What is of central importance in evaluating the decision here at issue is the
general finding for the purpose of the Act and Regulations that was made by the
Minister’s delegate. She was not tasked with deciding on any standard whether
the applicant had in fact knowingly participated in the drug importation
scheme. Though the applicant denied in his affidavit that he confessed to the
police, it was not unreasonable for the Minister’s delegate to accept that, as
reported by the police, the applicant had confessed to involvement in the
smuggling, though he had been under the impression the boxes contained steroids
– which are also an illegal substance.
[18]
The standard of proof that must be met in order
for Transport Canada to revoke a security clearance is outlined in the Federal Court’s
decision in Clue v Canada (Attorney General), 2011 FC 323 at para 20:
[…] For purposes of revocation of a TSC the
standard of proof is much lower and requires only a reasonable belief, on a
balance of probabilities, that a person may be prone or induced to commit and
act (or to assist such an act) that may unlawfully interfere with civil
aviation. This provision involves an assessment of a person’s character or
propensities (“prone or induced to”) and it does not require evidence of the
actual commission of an unlawful act: see Fontaine, above, at para 78, 81 and
83. What the Director is called upon to do is to examine a person’s behaviour
to determine if, on balance, it supports a reasonable belief that a person may
in the future be inclined to act unlawfully in the context of aeronautical
safety. […]
[19]
Finally, I note that the case law makes it clear
that the Minister is entitled to rely on information received from the RCMP for
the purposes of determining whether to cancel a security clearance (Henri v
Canada (Attorney General), 2014 FC 1141 at para 41; affirmed 2016 FCA 38).

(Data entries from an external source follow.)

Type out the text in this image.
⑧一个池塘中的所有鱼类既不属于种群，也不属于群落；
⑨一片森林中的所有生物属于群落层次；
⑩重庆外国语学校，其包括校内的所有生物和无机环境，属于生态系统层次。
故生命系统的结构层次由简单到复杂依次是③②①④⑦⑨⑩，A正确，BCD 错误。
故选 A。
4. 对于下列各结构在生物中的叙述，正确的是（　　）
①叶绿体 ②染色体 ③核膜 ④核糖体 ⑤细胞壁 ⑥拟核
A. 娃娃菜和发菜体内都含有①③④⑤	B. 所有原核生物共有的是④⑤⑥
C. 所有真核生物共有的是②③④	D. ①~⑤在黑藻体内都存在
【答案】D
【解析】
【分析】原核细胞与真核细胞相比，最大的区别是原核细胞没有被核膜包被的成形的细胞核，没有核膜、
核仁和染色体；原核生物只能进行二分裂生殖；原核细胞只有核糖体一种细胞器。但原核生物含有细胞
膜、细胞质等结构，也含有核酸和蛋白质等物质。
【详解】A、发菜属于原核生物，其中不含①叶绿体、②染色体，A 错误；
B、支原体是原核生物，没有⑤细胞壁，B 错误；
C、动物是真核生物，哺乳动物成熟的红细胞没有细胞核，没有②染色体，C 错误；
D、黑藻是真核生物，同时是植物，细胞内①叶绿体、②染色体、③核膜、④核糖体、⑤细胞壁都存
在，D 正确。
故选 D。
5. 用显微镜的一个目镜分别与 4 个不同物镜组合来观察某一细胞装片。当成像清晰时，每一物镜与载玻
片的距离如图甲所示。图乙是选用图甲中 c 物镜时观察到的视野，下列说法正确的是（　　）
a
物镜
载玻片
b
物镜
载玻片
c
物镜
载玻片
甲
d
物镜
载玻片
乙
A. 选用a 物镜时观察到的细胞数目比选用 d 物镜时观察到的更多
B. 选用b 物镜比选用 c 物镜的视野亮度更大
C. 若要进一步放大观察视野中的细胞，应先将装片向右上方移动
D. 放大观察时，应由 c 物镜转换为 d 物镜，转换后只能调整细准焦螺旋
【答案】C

Although the applicant provided a lengthy contradictory and new explanation for
his involvement in the heroin importation scheme, the Record of Discussion of
the Advisory Body characterizes the explanations provided by the applicant as
highly convenient and a “spin story”. These
conclusions and inferences are not unreasonable. The fact remains that the
applicant did assist criminals in the importation of drugs. Given that reality,
when tasked with the forward looking assessment of risk called for by the
statutory scheme, it was certainly reasonable for the Minister’s delegate to
conclude that the applicant may be prone or induced to commit an act that
interferes with civil aviation. And, at the very least, even if we accept for
the sake of argument that the applicant was only doing a “favour” for a co-worker, what he effectively did was
contrary to the security policies and clearly supported the cancellation of his
clearance certificate because he was unreliable and lacking judgment. Overall,
the decision to cancel the applicant’s clearance falls within a range of
possible, acceptable outcomes which are defensible in respect of the facts and
law.
[20]
In the case at bar, the applicant submits that,
irrespective of the result, no costs should be awarded to the winning party,
while the respondent seeks costs in the amount of $2000 in case of dismissal.
Costs normally follow the result of the case. I find no special reason to
exercise my discretion not to allow costs in favour of the respondent. The
claimed amount of $2000 is reasonable in the circumstances.
[21]
For all these reasons, the present application
shall be dismissed with costs of $2000 in favour of the respondent.